When my mother's diaper is changed she makes noises of harrowing despair — for a time, before she lost all language, you could if you concentrated make out what she was saying, repeated over and over and over again: "It's a violation. It's a violation. It's a violation."
MY MOTHER'S CARDIOLOGIST had been for many years monitoring her for a condition called aortic stenosis — a narrowing of the aortic valve. The advice was do nothing until something had to be done. But now that she was showing symptoms that might suddenly kill her, why not operate and reach for another few good years? What's to lose?
My siblings and I must take the blame here. It did not once occur to us to say, "You want to do major heart surgery on an 84-year-old woman showing progressive signs of dementia? What are you, nuts?"
Here's what the surgeon said, defending himself, in perfect Catch-22-ese, against the recriminations that followed the stark and dramatic postoperative decline in my mother's "quality-of-life baseline": "I visited your mom before the procedure and fully informed her of the risks of such a surgery to someone showing signs of dementia."

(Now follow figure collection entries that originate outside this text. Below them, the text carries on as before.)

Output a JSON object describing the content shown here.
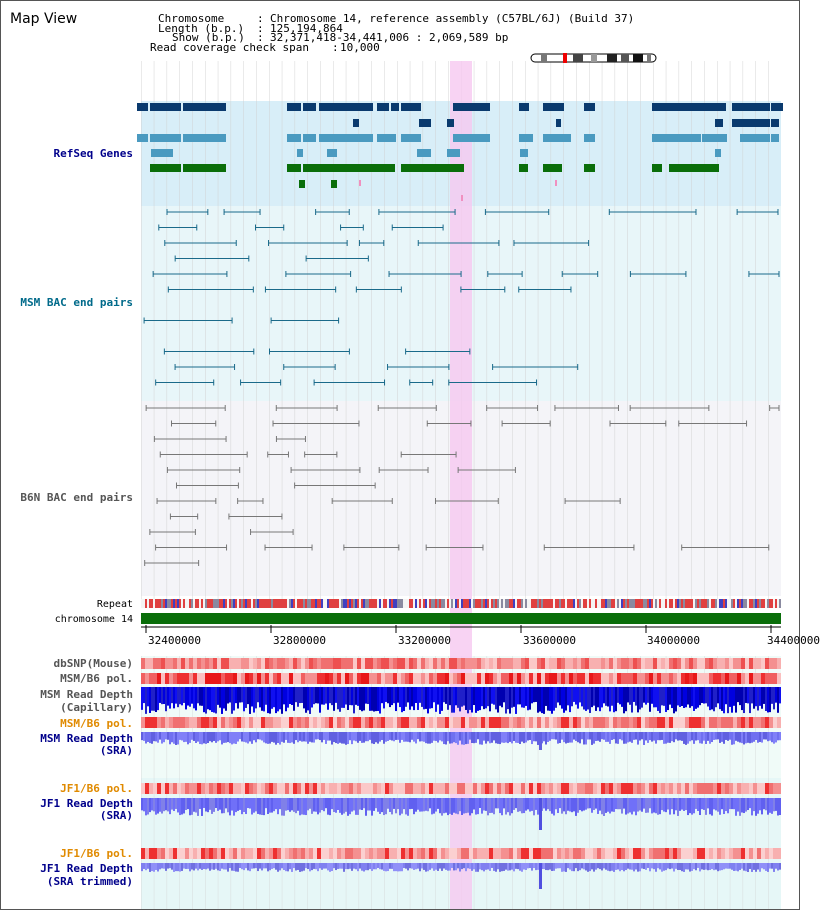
{
  "title": "Map View",
  "header": {
    "chromosome_key": "Chromosome",
    "chromosome_val": "Chromosome 14, reference assembly (C57BL/6J) (Build 37)",
    "length_key": "Length (b.p.)",
    "length_val": "125,194,864",
    "show_key": "Show (b.p.)",
    "show_val": "32,371,418-34,441,006 : 2,069,589 bp",
    "coverage_key": "Read coverage check span",
    "coverage_val": "10,000"
  },
  "tracks": {
    "refseq": "RefSeq Genes",
    "msm_bac": "MSM BAC end pairs",
    "b6n_bac": "B6N BAC end pairs",
    "repeat": "Repeat",
    "chromosome": "chromosome 14",
    "dbsnp": "dbSNP(Mouse)",
    "msm_b6_pol": "MSM/B6 pol.",
    "msm_depth_cap": "MSM Read Depth",
    "msm_depth_cap_sub": "(Capillary)",
    "msm_b6_pol2": "MSM/B6 pol.",
    "msm_depth_sra": "MSM Read Depth",
    "msm_depth_sra_sub": "(SRA)",
    "jf1_b6_pol": "JF1/B6 pol.",
    "jf1_depth_sra": "JF1 Read Depth",
    "jf1_depth_sra_sub": "(SRA)",
    "jf1_b6_pol2": "JF1/B6 pol.",
    "jf1_depth_trim": "JF1 Read Depth",
    "jf1_depth_trim_sub": "(SRA trimmed)"
  },
  "axis": {
    "ticks": [
      "32400000",
      "32800000",
      "33200000",
      "33600000",
      "34000000",
      "34400000"
    ]
  },
  "colors": {
    "refseq_dark": "#0a3a6e",
    "refseq_mid": "#4a9ac0",
    "refseq_green": "#0a6e0a",
    "msm_line": "#1a6a8a",
    "b6n_line": "#777777",
    "highlight": "#f6c8f0",
    "label_blue": "#00008b",
    "label_teal": "#006a8a",
    "label_gray": "#555555",
    "label_orange": "#e08a00"
  }
}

You fully informed my demented mom?
The operation absolutely repaired my mother's heart — "She can live for years," according to the surgeon. But where before she had been gently sinking, now we were in free fall.

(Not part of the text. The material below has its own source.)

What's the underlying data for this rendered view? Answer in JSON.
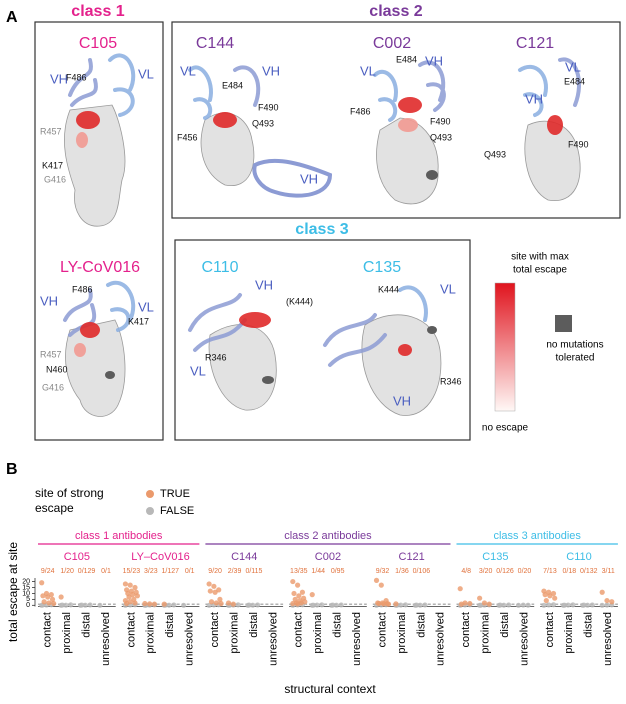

Six weeks and something like $250,000 in hospital bills later (paid by Medicare — or, that is, by you), she was reduced to a terrified creature — losing language skills by the minute. "She certainly appears agitated," the psychiatrist sent to administer anti-psychotic drugs told me, "and so do you."

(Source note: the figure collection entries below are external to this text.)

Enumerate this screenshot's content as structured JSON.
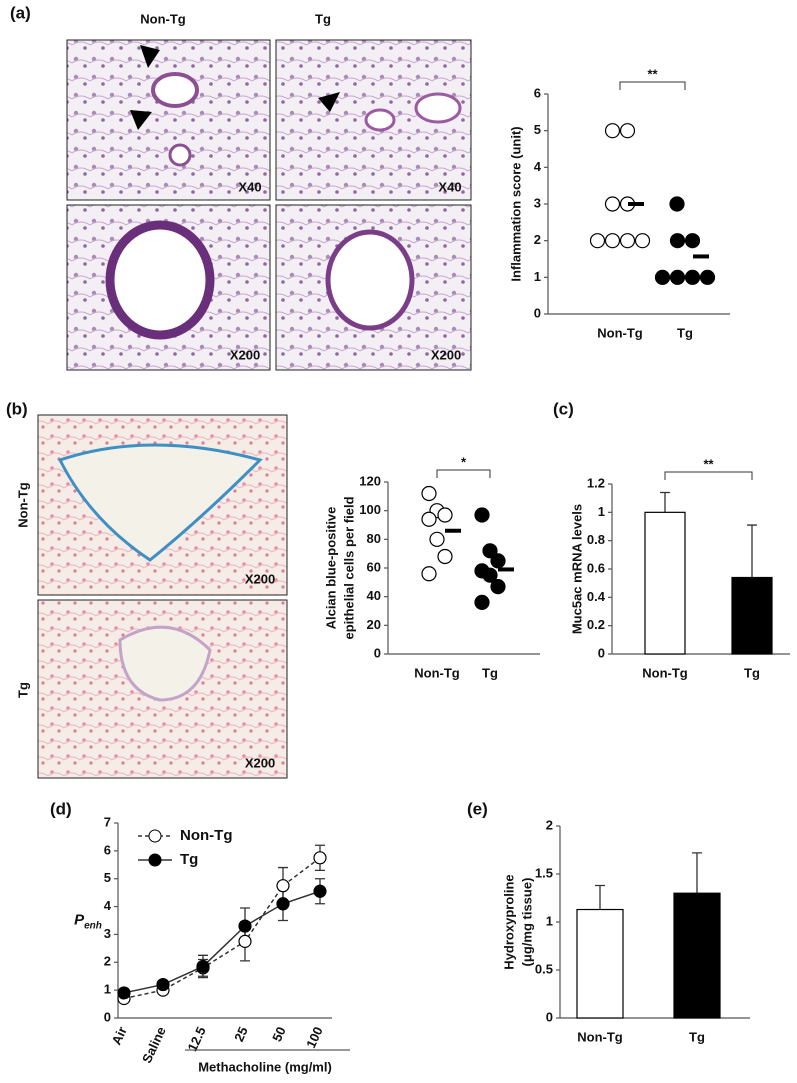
{
  "panel_labels": [
    "(a)",
    "(b)",
    "(c)",
    "(d)",
    "(e)"
  ],
  "image_headers": [
    "Non-Tg",
    "Tg"
  ],
  "side_labels": [
    "Non-Tg",
    "Tg"
  ],
  "images": [
    {
      "caption": "X40"
    },
    {
      "caption": "X40"
    },
    {
      "caption": "X200"
    },
    {
      "caption": "X200"
    },
    {
      "caption": "X200"
    },
    {
      "caption": "X200"
    }
  ],
  "chart_data": [
    {
      "type": "dot",
      "y_label": [
        "Inflammation score (unit)"
      ],
      "categories": [
        "Non-Tg",
        "Tg"
      ],
      "colors": [
        "#ffffff",
        "#000000"
      ],
      "values": [
        [
          5,
          5,
          3,
          3,
          2,
          2,
          2,
          2
        ],
        [
          3,
          2,
          2,
          1,
          1,
          1,
          1
        ]
      ],
      "means": [
        3,
        1.57
      ],
      "significance": "**",
      "ylim": [
        0,
        6
      ],
      "yticks": [
        0,
        1,
        2,
        3,
        4,
        5,
        6
      ]
    },
    {
      "type": "dot",
      "y_label": [
        "Alcian blue-positive",
        "epithelial cells per field"
      ],
      "categories": [
        "Non-Tg",
        "Tg"
      ],
      "colors": [
        "#ffffff",
        "#000000"
      ],
      "values": [
        [
          112,
          100,
          97,
          94,
          80,
          68,
          56
        ],
        [
          97,
          72,
          65,
          58,
          55,
          47,
          36
        ]
      ],
      "means": [
        86,
        59
      ],
      "significance": "*",
      "ylim": [
        0,
        120
      ],
      "yticks": [
        0,
        20,
        40,
        60,
        80,
        100,
        120
      ]
    },
    {
      "type": "bar",
      "y_label": [
        "Muc5ac mRNA levels"
      ],
      "categories": [
        "Non-Tg",
        "Tg"
      ],
      "colors": [
        "#ffffff",
        "#000000"
      ],
      "values": [
        1.0,
        0.54
      ],
      "errors": [
        0.14,
        0.37
      ],
      "significance": "**",
      "ylim": [
        0,
        1.2
      ],
      "yticks": [
        0,
        0.2,
        0.4,
        0.6,
        0.8,
        1,
        1.2
      ]
    },
    {
      "type": "line",
      "y_label": "P",
      "y_label_subscript": "enh",
      "x_label": "Methacholine (mg/ml)",
      "categories": [
        "Air",
        "Saline",
        "12.5",
        "25",
        "50",
        "100"
      ],
      "series": [
        {
          "name": "Non-Tg",
          "color": "#333333",
          "marker_fill": "#ffffff",
          "dashed": true,
          "values": [
            0.7,
            1.0,
            1.8,
            2.75,
            4.75,
            5.75
          ],
          "errors": [
            0.1,
            0.1,
            0.3,
            0.7,
            0.65,
            0.45
          ]
        },
        {
          "name": "Tg",
          "color": "#333333",
          "marker_fill": "#000000",
          "dashed": false,
          "values": [
            0.9,
            1.2,
            1.85,
            3.3,
            4.1,
            4.55
          ],
          "errors": [
            0.1,
            0.1,
            0.4,
            0.65,
            0.6,
            0.45
          ]
        }
      ],
      "ylim": [
        0,
        7
      ],
      "yticks": [
        0,
        1,
        2,
        3,
        4,
        5,
        6,
        7
      ]
    },
    {
      "type": "bar",
      "y_label": [
        "Hydroxyproline",
        "(μg/mg tissue)"
      ],
      "categories": [
        "Non-Tg",
        "Tg"
      ],
      "colors": [
        "#ffffff",
        "#000000"
      ],
      "values": [
        1.13,
        1.3
      ],
      "errors": [
        0.25,
        0.42
      ],
      "ylim": [
        0,
        2
      ],
      "yticks": [
        0,
        0.5,
        1,
        1.5,
        2
      ]
    }
  ]
}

MY SISTER COMES over every morning. She brings the groceries, plans the menu, and has a daily routine for stretching my mother's limbs. I'm here a few times a week (for exactly 30 minutes — no more, no less). Her grandchildren, with an unalloyed combination of devotion and horror, come on a diligent basis.
A few weeks ago, my sister and I called a meeting with my mother's doctor. "It's been a year," I began, groping for what needed to be said. "We've seen a series of incremental but marked declines." My sister chimed in with some vivid details.
We just wanted to help her go where she's going. (Was that too much? Was that too specific?)
She does seem, the doctor allowed, to have entered another stage. "Perhaps more palliative care. This can ease her suffering, but the side effect can be to depress her functions. But maybe it is time to err on the side of ease.
"Your mom, like a lot of people, is what we call a dwindler," said the doctor.
I do not know how death panels ever got such a bad name. Perhaps they should have been called deliverance panels. What I would not do for a fair-minded body to whom I might plead for my mother's end.
The alternative is nuts: paying trillions and bankrupting the nation as well as our souls as we endure the suffering of our parents and our inability to help them get where they're going. The single greatest pressure on health care is the disproportionate resources devoted to the elderly, to not just the old but the old old, and yet no one says what all old children of old parents know: This is not just wrongheaded but steals the life from everyone involved.
After due consideration, I decided that I plainly would never want what LTC insurance buys, and, too, that this would be a bad deal. My bet is that, even in America, we baby boomers watching our parents' long and agonizing deaths won't do this to ourselves. We will surely, we must surely, find a better, cheaper, quicker, kinder way out.
Meanwhile, since, like my mother, I can't count on someone putting a pillow over my head, I'll be trying to work out the timing and details of a do-it-yourself exit strategy. As should we all.